By convention an American holds the top military post of SACEUR – Supreme Allied Commander Europe.
A European is NATO secretary general, the organisations civilian leader and chief diplomat – subject to American agreement.
With three British secretary generals so far, the UK is already in joint first place with the Netherlands.
Belgium and Italy have had two successful nominations.
Germany, Spain, Denmark and Norway have had one each.
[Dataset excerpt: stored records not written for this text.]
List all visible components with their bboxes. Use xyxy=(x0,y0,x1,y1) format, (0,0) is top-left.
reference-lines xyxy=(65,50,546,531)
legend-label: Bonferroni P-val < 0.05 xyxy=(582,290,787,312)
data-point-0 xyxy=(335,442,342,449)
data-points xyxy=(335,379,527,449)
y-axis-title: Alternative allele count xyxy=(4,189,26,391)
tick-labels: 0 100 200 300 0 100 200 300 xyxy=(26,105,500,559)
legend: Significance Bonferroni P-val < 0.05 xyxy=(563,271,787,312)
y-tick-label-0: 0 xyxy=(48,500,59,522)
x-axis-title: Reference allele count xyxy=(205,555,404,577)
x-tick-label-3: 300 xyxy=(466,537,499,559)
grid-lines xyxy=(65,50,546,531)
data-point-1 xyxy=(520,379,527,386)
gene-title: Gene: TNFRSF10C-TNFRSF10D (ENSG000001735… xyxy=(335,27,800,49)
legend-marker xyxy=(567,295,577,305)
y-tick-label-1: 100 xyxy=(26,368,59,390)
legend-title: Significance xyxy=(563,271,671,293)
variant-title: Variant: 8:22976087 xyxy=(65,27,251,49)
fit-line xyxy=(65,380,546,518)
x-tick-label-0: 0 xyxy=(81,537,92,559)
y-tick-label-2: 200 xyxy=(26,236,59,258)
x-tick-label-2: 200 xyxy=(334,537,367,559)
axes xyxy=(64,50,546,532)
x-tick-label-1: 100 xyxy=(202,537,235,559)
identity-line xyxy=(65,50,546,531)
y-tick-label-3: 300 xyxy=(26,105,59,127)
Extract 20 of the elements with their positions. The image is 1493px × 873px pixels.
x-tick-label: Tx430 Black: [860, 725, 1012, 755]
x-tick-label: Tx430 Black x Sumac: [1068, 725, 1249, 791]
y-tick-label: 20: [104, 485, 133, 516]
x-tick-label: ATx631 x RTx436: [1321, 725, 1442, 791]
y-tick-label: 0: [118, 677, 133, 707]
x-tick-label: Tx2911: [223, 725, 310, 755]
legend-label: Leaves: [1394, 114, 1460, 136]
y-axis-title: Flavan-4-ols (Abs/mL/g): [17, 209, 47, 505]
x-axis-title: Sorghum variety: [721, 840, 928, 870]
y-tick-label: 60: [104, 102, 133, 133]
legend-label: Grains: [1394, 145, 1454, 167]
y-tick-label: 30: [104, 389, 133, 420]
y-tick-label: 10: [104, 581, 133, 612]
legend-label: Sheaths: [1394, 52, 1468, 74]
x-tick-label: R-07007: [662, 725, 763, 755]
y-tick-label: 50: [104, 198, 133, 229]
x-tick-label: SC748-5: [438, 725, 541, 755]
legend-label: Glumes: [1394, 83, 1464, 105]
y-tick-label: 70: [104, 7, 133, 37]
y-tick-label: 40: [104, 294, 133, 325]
All 15 secretary generals have been men.
The pattern of diplomatic traffic was interrupted by the COVID pandemic.
Britain also had to deal with the consequences of leaving the EU: both the perception that it was no longer a reliable ally and America’s disappointment that the UK could no longer be its “bridge” into Europe.
Sunak met the president when they both took part in meetings of the G20, G7 and the trilateral AUKUS defence summit in California.
He said he went to Belfast “to make sure the Brits didn’t screw around”.
The president gave Sunak full credit for the Windsor Framework. There is no evidence that “Irish” Joe Biden held Ben Wallace’s tours of duty as an Army Officer during the Troubles in Northern Ireland against him.
Biden aside, Wallace has been telling friends for months that current international relations made it most unlikely that he or any other British citizen would get the NATO job this time.
Ms von der Leyen is not yet an official candidate but she fits the bill.
The one year extension given to Secretary General Jens Stoltenberg means that her first term in Brussels will be coming to an end just as the NATO vacancy arises.
At just under six years, she was the longest serving German defence minister this century, although some have derided her performance.
She is medically qualified and has seven children. Fluent in French, German and English she has built strong working relationships with leaders including Biden and French President Emmanuel Macron.
There has never been a French secretary general because France has opted in and out of NATO’s central command.
Ukraine has changed Macron’s view that NATO was “brain dead”. Now he is insisting that the next secretary general must come from an EU member state, as has been the case until now.
By the end of next week it should be clear whether Ms von der Leyen is the runaway frontrunner for NATO or whether she wants a second term leading the European Commission.
A shift in the balance of power in next year’s European Parliament election could call that option into question.
When NATO leaders meet for their celebratory 75th Anniversary Summit in Washington DC over a year from now the war in Ukraine will be in a completely different place from where it is today.
Sweden may have become a NATO member by then. Europe may even be having to make its own plans for a potential second Donald Trump presidency, as Biden and Sunak face difficult elections.
Whatever job she goes for, Ms von der Leyen’s political future will look a lot more certain than theirs.
Looking towards 2024 there is little need to get over-excited about Sunak meeting Biden, again on Monday.